Three different cell types of Neurospora crassa deficient in cytochrome oxidase were studied: the nuclear mutant cni-1, the cytoplasmic mutant mi-1 and copper-depleted wild-type cells.
- 1The enzyme-deficient cells have retained a functioning mitochondrial protein synthesis. It accounted for 12–16% of the total protein synthesis of the cell. However, the analysis of mitochondrial translation products by gel electrophoresis revealed that different amounts of individual membrane proteins were synthesized. Especially mutant cni-1 produced large amounts of a small molecular weight translation product, which is barely detectable in wild-type.
- 2Mitochondrial preparations of cytochrome-oxidase-deficient cells were examined for precursors of cytochrome oxidase. The presence of polypeptide components of cytochrome oxidase in the mitochondria was established with specific antibodies. On the other hand, no significant amounts of heme a could be extracted.

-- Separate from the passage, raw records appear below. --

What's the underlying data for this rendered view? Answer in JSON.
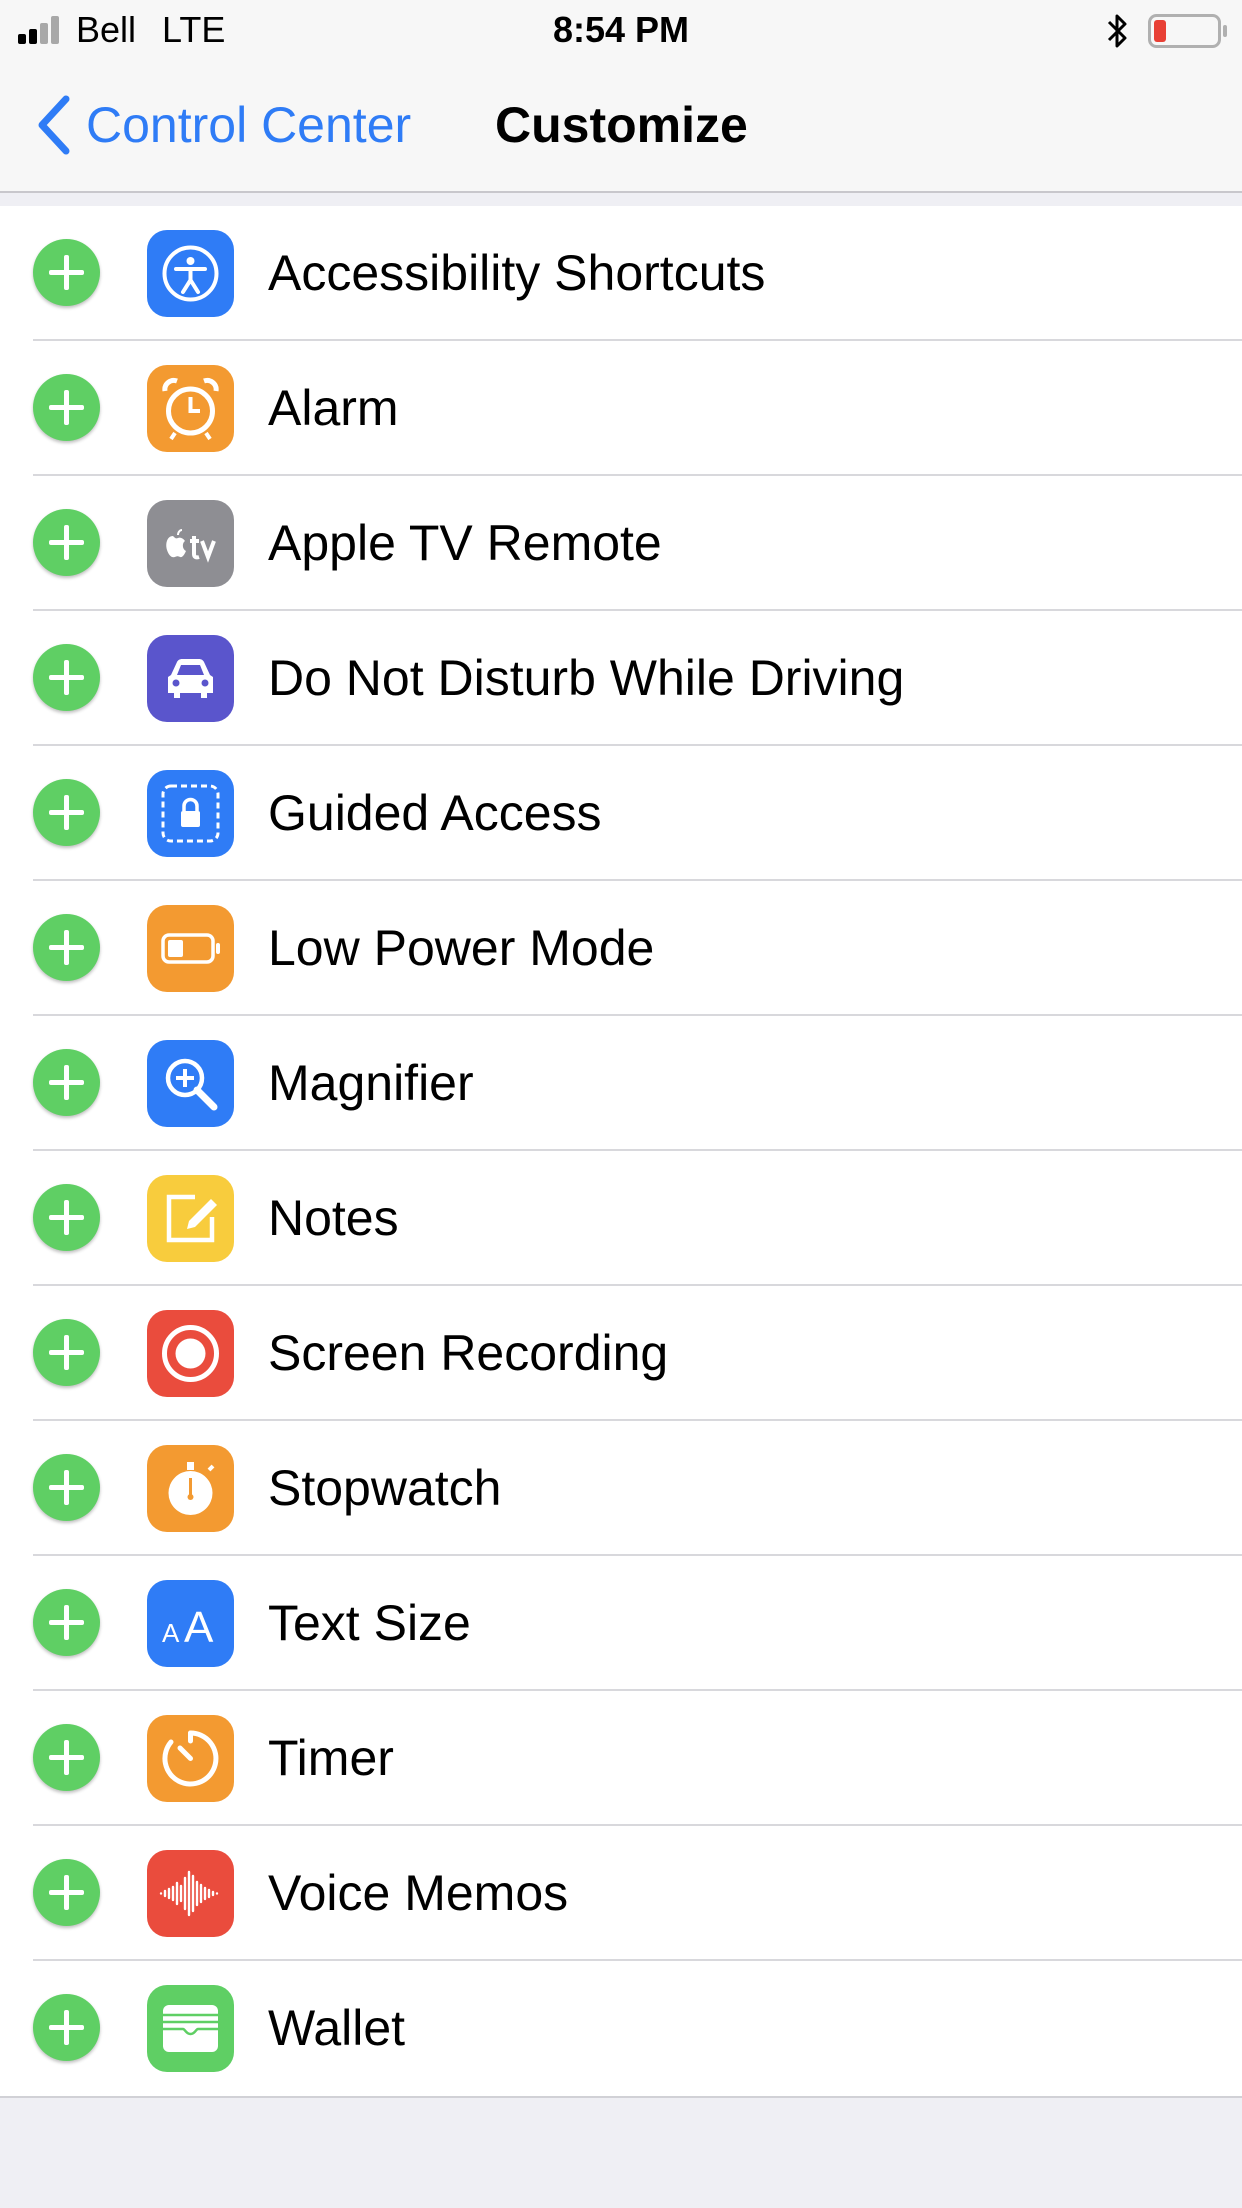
{
  "status_bar": {
    "carrier": "Bell",
    "network": "LTE",
    "time": "8:54 PM",
    "battery_color": "#e84035"
  },
  "nav": {
    "back_label": "Control Center",
    "title": "Customize",
    "accent_color": "#2f7cf6"
  },
  "items": [
    {
      "label": "Accessibility Shortcuts",
      "icon": "accessibility-icon",
      "color": "#2f7cf6"
    },
    {
      "label": "Alarm",
      "icon": "alarm-clock-icon",
      "color": "#f39a31"
    },
    {
      "label": "Apple TV Remote",
      "icon": "apple-tv-icon",
      "color": "#8e8e93"
    },
    {
      "label": "Do Not Disturb While Driving",
      "icon": "car-icon",
      "color": "#5a55cc"
    },
    {
      "label": "Guided Access",
      "icon": "lock-icon",
      "color": "#2f7cf6"
    },
    {
      "label": "Low Power Mode",
      "icon": "battery-icon",
      "color": "#f39a31"
    },
    {
      "label": "Magnifier",
      "icon": "magnifier-icon",
      "color": "#2f7cf6"
    },
    {
      "label": "Notes",
      "icon": "notes-icon",
      "color": "#f8cc3d"
    },
    {
      "label": "Screen Recording",
      "icon": "record-icon",
      "color": "#ea4c3d"
    },
    {
      "label": "Stopwatch",
      "icon": "stopwatch-icon",
      "color": "#f39a31"
    },
    {
      "label": "Text Size",
      "icon": "text-size-icon",
      "color": "#2f7cf6"
    },
    {
      "label": "Timer",
      "icon": "timer-icon",
      "color": "#f39a31"
    },
    {
      "label": "Voice Memos",
      "icon": "waveform-icon",
      "color": "#ea4c3d"
    },
    {
      "label": "Wallet",
      "icon": "wallet-icon",
      "color": "#5fcf64"
    }
  ],
  "add_button_color": "#5fcf64"
}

- 3Radioactively labelled components of cytochrome oxidase were isolated by immunoprecipitation and analysed by gel electrophoresis. All three cell types contained the enzyme components 4–7, which are translated on cytoplasmic ribosomes. The mitochondrially synthesized components 1–3 were present in mi-1 mutant and in copper-depleted wild-type cells. In contrast, components 2 and 3 were not detectable in the nuclear mutant cni-1. Both relative and absolute amounts of these polypeptides in the enzyme-deficient cells were quite different from those in wild-type cells.
- 4The components of cytochrome oxidase found in the enzyme-deficient cells were tightly associated with the mitochondrial membranes.
- 5Processes, which affect and may control the production of enzyme precursors or their assembly to a functional cytochrome oxidase are discussed.